La vera storia di Auschwitz-Articolo di Salvatore Galeone
In occasione del 27 gennaio, Giorno della Memoria, abbiamo chiesto ad Andrea Frediani, autore del libro “La vera storia di Auschwitz”, di raccontarci la storia della nascita e dello sviluppo di uno dei luoghi simbolo dell’Olocausto.
Auschwitz non nasce da un giorno all’altro, senza alcuna avvisaglia. Al contrario, è il punto di arrivo di un percorso che inizia nel momento stesso in cui il nazismo prende il potere, istituendo campi di concentramento dapprima per gli avversari politici e poi per gli emarginati sociali, ai quali si affianca una politica razziale sempre più esasperata.

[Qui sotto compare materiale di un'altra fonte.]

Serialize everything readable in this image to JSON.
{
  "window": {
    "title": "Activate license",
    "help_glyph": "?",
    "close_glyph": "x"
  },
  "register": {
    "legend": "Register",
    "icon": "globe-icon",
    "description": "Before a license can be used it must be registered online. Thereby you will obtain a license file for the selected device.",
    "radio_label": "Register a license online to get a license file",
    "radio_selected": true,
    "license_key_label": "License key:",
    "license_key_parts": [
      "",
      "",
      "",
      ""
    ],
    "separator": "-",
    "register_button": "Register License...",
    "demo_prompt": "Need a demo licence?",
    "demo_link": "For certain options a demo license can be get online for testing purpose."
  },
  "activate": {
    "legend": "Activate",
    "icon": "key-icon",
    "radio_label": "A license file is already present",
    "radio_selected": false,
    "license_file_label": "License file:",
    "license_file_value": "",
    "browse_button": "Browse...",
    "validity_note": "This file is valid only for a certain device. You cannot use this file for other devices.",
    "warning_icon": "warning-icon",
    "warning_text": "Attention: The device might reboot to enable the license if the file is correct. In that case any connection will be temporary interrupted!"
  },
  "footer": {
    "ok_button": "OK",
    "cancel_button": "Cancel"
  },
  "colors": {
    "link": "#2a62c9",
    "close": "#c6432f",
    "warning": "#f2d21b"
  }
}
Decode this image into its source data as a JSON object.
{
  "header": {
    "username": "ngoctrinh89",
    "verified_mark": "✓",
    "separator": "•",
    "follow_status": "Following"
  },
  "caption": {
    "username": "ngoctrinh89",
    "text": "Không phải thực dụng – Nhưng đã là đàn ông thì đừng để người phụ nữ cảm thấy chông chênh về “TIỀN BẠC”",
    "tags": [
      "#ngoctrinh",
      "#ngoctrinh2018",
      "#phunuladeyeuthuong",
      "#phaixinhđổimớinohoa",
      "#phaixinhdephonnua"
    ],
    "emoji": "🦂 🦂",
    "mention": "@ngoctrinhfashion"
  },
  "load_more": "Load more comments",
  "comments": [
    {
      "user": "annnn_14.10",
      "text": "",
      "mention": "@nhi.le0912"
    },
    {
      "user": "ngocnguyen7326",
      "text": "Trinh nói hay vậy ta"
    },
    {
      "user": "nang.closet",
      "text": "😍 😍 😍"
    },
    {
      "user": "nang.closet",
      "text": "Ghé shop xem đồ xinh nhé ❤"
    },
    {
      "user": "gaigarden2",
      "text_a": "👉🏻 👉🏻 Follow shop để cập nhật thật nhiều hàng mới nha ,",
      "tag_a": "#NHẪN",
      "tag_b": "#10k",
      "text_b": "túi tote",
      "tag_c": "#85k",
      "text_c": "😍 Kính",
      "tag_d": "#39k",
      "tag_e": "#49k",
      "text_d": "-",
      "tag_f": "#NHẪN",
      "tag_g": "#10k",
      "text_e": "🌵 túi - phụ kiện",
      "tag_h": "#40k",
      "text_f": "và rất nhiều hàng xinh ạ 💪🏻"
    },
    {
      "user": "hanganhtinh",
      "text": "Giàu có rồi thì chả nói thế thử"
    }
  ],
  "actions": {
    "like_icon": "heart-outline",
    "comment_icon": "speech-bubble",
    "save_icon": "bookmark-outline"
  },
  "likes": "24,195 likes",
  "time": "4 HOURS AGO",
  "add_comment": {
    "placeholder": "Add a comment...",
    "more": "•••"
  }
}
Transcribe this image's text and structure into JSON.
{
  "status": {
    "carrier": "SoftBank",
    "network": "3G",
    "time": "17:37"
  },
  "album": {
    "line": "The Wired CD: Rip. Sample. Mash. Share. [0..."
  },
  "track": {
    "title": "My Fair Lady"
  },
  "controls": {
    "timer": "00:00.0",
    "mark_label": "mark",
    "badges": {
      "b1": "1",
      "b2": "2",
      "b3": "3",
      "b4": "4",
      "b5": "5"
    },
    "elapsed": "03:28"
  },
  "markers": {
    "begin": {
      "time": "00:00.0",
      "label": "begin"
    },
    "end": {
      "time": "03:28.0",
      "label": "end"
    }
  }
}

In occasione del 27 gennaio, Giorno della Memoria, abbiamo chiesto ad Andrea Frediani, divulgatore storico tra i più noti d’Italia e autore del libro “La vera storia di Auschwitz“, di raccontarci la storia della nascita e dello sviluppo di uno dei luoghi simbolo dell’Olocausto e dell’orrore nazista.
La vera storia di Auschwitz
Dopo una sessantina di libri di storia, ho deciso di scrivere un libro sulla storia. Vi chiederete che differenza c’è: ebbene, è abissale. Un libro di storia obbliga lo storico a essere imparziale, oggettivo, distaccato. In uno sulla storia puoi metterci la tua passione, le tue convinzioni, le tue opinioni. E se c’era un argomento su cui valeva la pena prendere una posizione, era una delle più grandi mostruosità del Novecento: l’Olocausto. A indurmi a farlo è stato il negazionismo imperante, la tendenza di molti a minimizzare, se non a negare, e di altri a voltare lo sguardo da un’altra parte, per l’incapacità di sostenere il carico emotivo che tale argomento comporta.
Così, ho scritto un libro agile, che possa attirare l’attenzione anche del lettore distratto, e fornire ulteriori argomenti, e una visione più ampia, a chi invece il tema già lo ha affrontato. E l’ho fatto per permettere a chiunque di cogliere i segnali di un nuovo Auschwitz, laddove ve ne fossero: perché è noto che nella storia, quando qualcosa si dimentica, prima o poi si ripete, materializzandosi all’improvviso perché nessuno ne coglie le avvisaglie.
Auschwitz, lo spiego nel libro, non è nato all’improvviso. I segnali c’erano, eccome. Auschwitz segna la conclusione di un processo iniziato meno di un decennio prima, con l’avvento al potere di Hitler in Germania – un avvento, va ricordato, democratico, attraverso libere elezioni – cui segue immediatamente l’istituzione di campi di concentramento per i dissidenti politici. E’ il primo passo: fino ad allora, i campi di concentramento erano nati solo in ambito coloniale. Adesso, vi si rinchiude chiunque non sia gradito al regime; dopo i dissidenti politici, gli emarginati sociali e poi gli ebrei.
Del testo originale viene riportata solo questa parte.